Grandes modelos de linguagem treinados exclusivamente em conjuntos de dados ideais lutam para lidar com entradas imperfeitas, e é por isso que os vídeos normalmente se tornam irrealistas após alguns segundos.
Reciclando erros para melhorar o desempenho da IA
A criação de vídeos que mantenham a continuidade lógica durante um longo período de tempo continua a ser um grande desafio neste campo.
Agora, pesquisadores do laboratório de Inteligência Visual para Transporte (VITA) da EPFL apresentaram um método chamado reciclagem por meio de reciclagem de erros.
Ao contrário das abordagens convencionais que tentam evitar erros, este método retroalimenta intencionalmente os erros da IA durante o processo de treinamento.
Assim, o modelo aprende a corrigir erros em frames futuros, limitando a degradação progressiva das imagens.
O processo envolve a criação de um vídeo, a identificação de discrepâncias entre os frames produzidos e os frames pretendidos e o retreinamento da IA nessas discrepâncias para melhorar a produção futura.
Os sistemas de vídeo de IA atuais normalmente produzem sequências que permanecem realistas por menos de 30 segundos antes que as formas, cores e lógica de movimento sejam degradadas.
Ao integrar a reciclagem de erros, a equipe da EPFL criou vídeos que sofrem oscilações por períodos mais longos para remover as rígidas restrições de tempo dos vídeos criativos.
Este avanço permite que os sistemas de IA criem sequências mais estáveis em aplicações como simulações, animações ou histórias visuais automatizadas.

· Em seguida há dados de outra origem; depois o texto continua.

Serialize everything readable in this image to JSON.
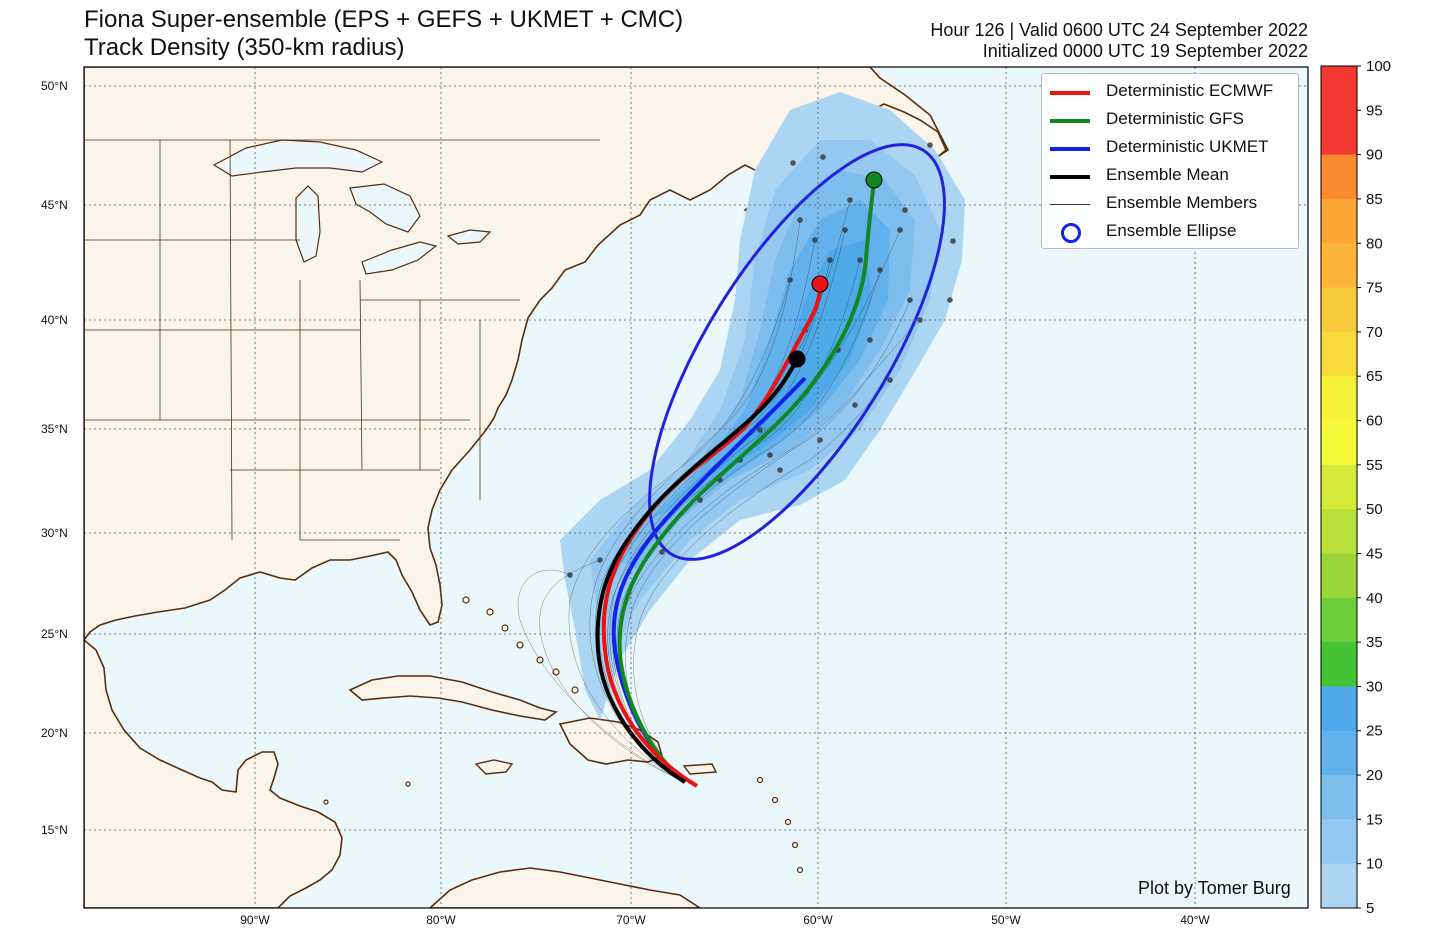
{
  "title_line1": "Fiona Super-ensemble (EPS + GEFS + UKMET + CMC)",
  "title_line2": "Track Density (350-km radius)",
  "valid_text": "Hour 126 | Valid 0600 UTC 24 September 2022",
  "init_text": "Initialized 0000 UTC 19 September 2022",
  "lat_labels": [
    "50°N",
    "45°N",
    "40°N",
    "35°N",
    "30°N",
    "25°N",
    "20°N",
    "15°N"
  ],
  "lon_labels": [
    "90°W",
    "80°W",
    "70°W",
    "60°W",
    "50°W",
    "40°W"
  ],
  "legend": {
    "ecmwf": "Deterministic ECMWF",
    "gfs": "Deterministic GFS",
    "ukmet": "Deterministic UKMET",
    "mean": "Ensemble Mean",
    "members": "Ensemble Members",
    "ellipse": "Ensemble Ellipse"
  },
  "colorbar": {
    "ticks": [
      "100",
      "95",
      "90",
      "85",
      "80",
      "75",
      "70",
      "65",
      "60",
      "55",
      "50",
      "45",
      "40",
      "35",
      "30",
      "25",
      "20",
      "15",
      "10",
      "5"
    ],
    "colors": [
      "#f23a32",
      "#f23a32",
      "#fa8a30",
      "#fba334",
      "#fbb63a",
      "#f8c93c",
      "#f6db3a",
      "#f5f03a",
      "#f4f93a",
      "#d6ea3a",
      "#b8e03a",
      "#9ad63a",
      "#6ccc3a",
      "#44c235",
      "#4fa8e8",
      "#62b1ec",
      "#7dbdee",
      "#95c8f0",
      "#acd5f4"
    ]
  },
  "credit": "Plot by Tomer Burg",
  "colors": {
    "ecmwf": "#ee1111",
    "gfs": "#118822",
    "ukmet": "#1122ee",
    "mean": "#000000",
    "ocean": "#eaf7fb",
    "land": "#faf4ea",
    "border": "#5a2d0c"
  }
}
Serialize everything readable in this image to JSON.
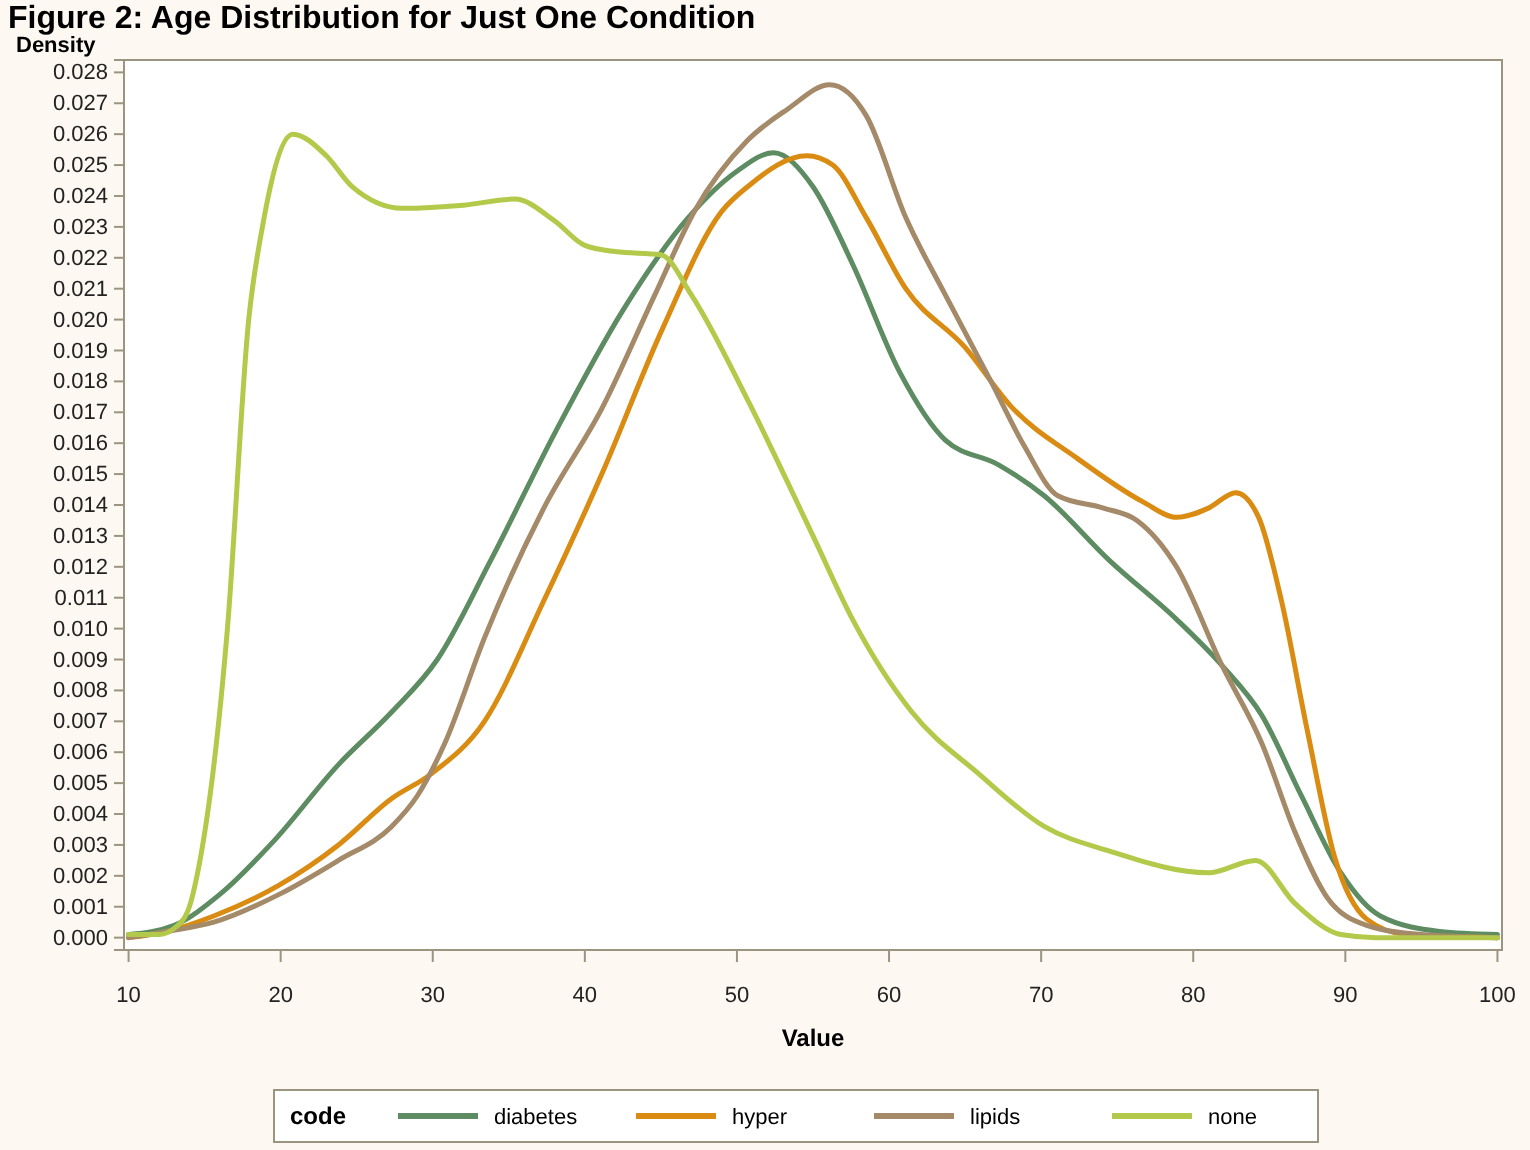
{
  "chart_data": {
    "type": "line",
    "title": "Figure 2: Age Distribution for Just One Condition",
    "ylabel": "Density",
    "xlabel": "Value",
    "legend_title": "code",
    "legend": "bottom",
    "grid": false,
    "marker": "none",
    "line_style": "solid",
    "xlim": [
      9.7,
      100.3
    ],
    "xticks": [
      10,
      20,
      30,
      40,
      50,
      60,
      70,
      80,
      90,
      100
    ],
    "ylim": [
      -0.0004,
      0.0284
    ],
    "yticks": [
      {
        "value": 0,
        "label": "0.000"
      },
      0.001,
      0.002,
      0.003,
      0.004,
      0.005,
      0.006,
      0.007,
      0.008,
      0.009,
      {
        "value": 0.01,
        "label": "0.010"
      },
      0.011,
      0.012,
      0.013,
      0.014,
      0.015,
      0.016,
      0.017,
      0.018,
      0.019,
      {
        "value": 0.02,
        "label": "0.020"
      },
      0.021,
      0.022,
      0.023,
      0.024,
      0.025,
      0.026,
      0.027,
      0.028
    ],
    "series": [
      {
        "name": "diabetes",
        "color": "#5e8c62",
        "x": [
          10,
          13,
          16,
          19.5,
          23.8,
          27.3,
          30.3,
          33.8,
          38.1,
          42.5,
          46.8,
          50,
          52.4,
          55,
          57.6,
          60.7,
          63.7,
          67.2,
          70.2,
          74.5,
          78.9,
          81.9,
          84.5,
          87.1,
          89.7,
          92.3,
          96.2,
          100
        ],
        "values": [
          0.0001,
          0.0004,
          0.0014,
          0.0031,
          0.0056,
          0.0073,
          0.009,
          0.0122,
          0.0164,
          0.0203,
          0.0233,
          0.0248,
          0.0254,
          0.0243,
          0.0218,
          0.0183,
          0.0161,
          0.0153,
          0.0143,
          0.0122,
          0.0103,
          0.0088,
          0.0072,
          0.0046,
          0.0021,
          0.0007,
          0.0002,
          0.0001
        ]
      },
      {
        "name": "hyper",
        "color": "#d98b12",
        "x": [
          10,
          12.5,
          15.6,
          19.9,
          23.8,
          27.3,
          29.9,
          33.4,
          37.3,
          41.2,
          45.1,
          49,
          50.7,
          54.6,
          56.3,
          58.5,
          61.1,
          65,
          68,
          72.4,
          76.7,
          78.9,
          81,
          82.8,
          84.3,
          85.8,
          87.5,
          89.3,
          91.4,
          94,
          100
        ],
        "values": [
          0,
          0.0002,
          0.0007,
          0.0017,
          0.003,
          0.0045,
          0.0053,
          0.007,
          0.0109,
          0.0151,
          0.0197,
          0.0235,
          0.0243,
          0.0253,
          0.025,
          0.0233,
          0.021,
          0.0191,
          0.0172,
          0.0155,
          0.0141,
          0.0136,
          0.0139,
          0.0144,
          0.0136,
          0.0109,
          0.0067,
          0.0026,
          0.0006,
          0.0001,
          0
        ]
      },
      {
        "name": "lipids",
        "color": "#a48a68",
        "x": [
          10,
          12.5,
          15.6,
          19.9,
          23.8,
          27.3,
          29,
          30.8,
          33.4,
          37.3,
          41.2,
          44.6,
          47.2,
          50.7,
          53.3,
          56.1,
          58.5,
          61.1,
          63.7,
          66.7,
          68.9,
          71.1,
          74.1,
          76.3,
          78.9,
          81.9,
          84.5,
          86.7,
          88.8,
          91.4,
          95,
          100
        ],
        "values": [
          0,
          0.0002,
          0.0005,
          0.0014,
          0.0025,
          0.0036,
          0.0046,
          0.0063,
          0.0097,
          0.0139,
          0.0172,
          0.0208,
          0.0235,
          0.0258,
          0.0268,
          0.0276,
          0.0266,
          0.0233,
          0.0208,
          0.018,
          0.0159,
          0.0143,
          0.0139,
          0.0135,
          0.012,
          0.0088,
          0.0063,
          0.0034,
          0.0013,
          0.0004,
          0.0001,
          0
        ]
      },
      {
        "name": "none",
        "color": "#b2c94a",
        "x": [
          10,
          12,
          13,
          14,
          14.5,
          16.5,
          17.9,
          18.8,
          20.8,
          23,
          24.7,
          28,
          32,
          35.4,
          38,
          40,
          42,
          45,
          47,
          50.7,
          55,
          57.6,
          61.5,
          65.9,
          70.2,
          74.5,
          81,
          84.1,
          86.7,
          89.7,
          92,
          100
        ],
        "values": [
          0.0001,
          0.0001,
          0.0003,
          0.001,
          0.002,
          0.01,
          0.02,
          0.023,
          0.026,
          0.0253,
          0.0243,
          0.0236,
          0.0237,
          0.0239,
          0.0232,
          0.0224,
          0.0222,
          0.0221,
          0.0208,
          0.0174,
          0.013,
          0.0103,
          0.0073,
          0.0053,
          0.0036,
          0.0028,
          0.0021,
          0.0025,
          0.0011,
          0.0001,
          0,
          0
        ]
      }
    ]
  }
}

Embora esta abordagem corrija o desvio, ela não elimina todas as limitações técnicas.
A reciclagem de erros aumenta a demanda computacional e requer monitoramento constante para evitar ajuste excessivo a erros específicos.
A implantação em larga escala pode ter restrições de recursos e eficiência, bem como a necessidade de manter a consistência em diferentes conteúdos de vídeo.
Não há certeza se alimentar a IA com seus próprios bugs é realmente uma boa ideia, pois o método pode introduzir vieses inesperados ou reduzir a generalização para cenários complexos.
O desenvolvimento do VITA Lab mostra que a IA pode aprender com seus erros, ampliando os prazos de criação de vídeos.
No entanto, ainda não está claro como esse método funcionará em testes controlados ou aplicações criativas, o que sugere cautela antes de assumir que ele pode resolver completamente o problema do desvio.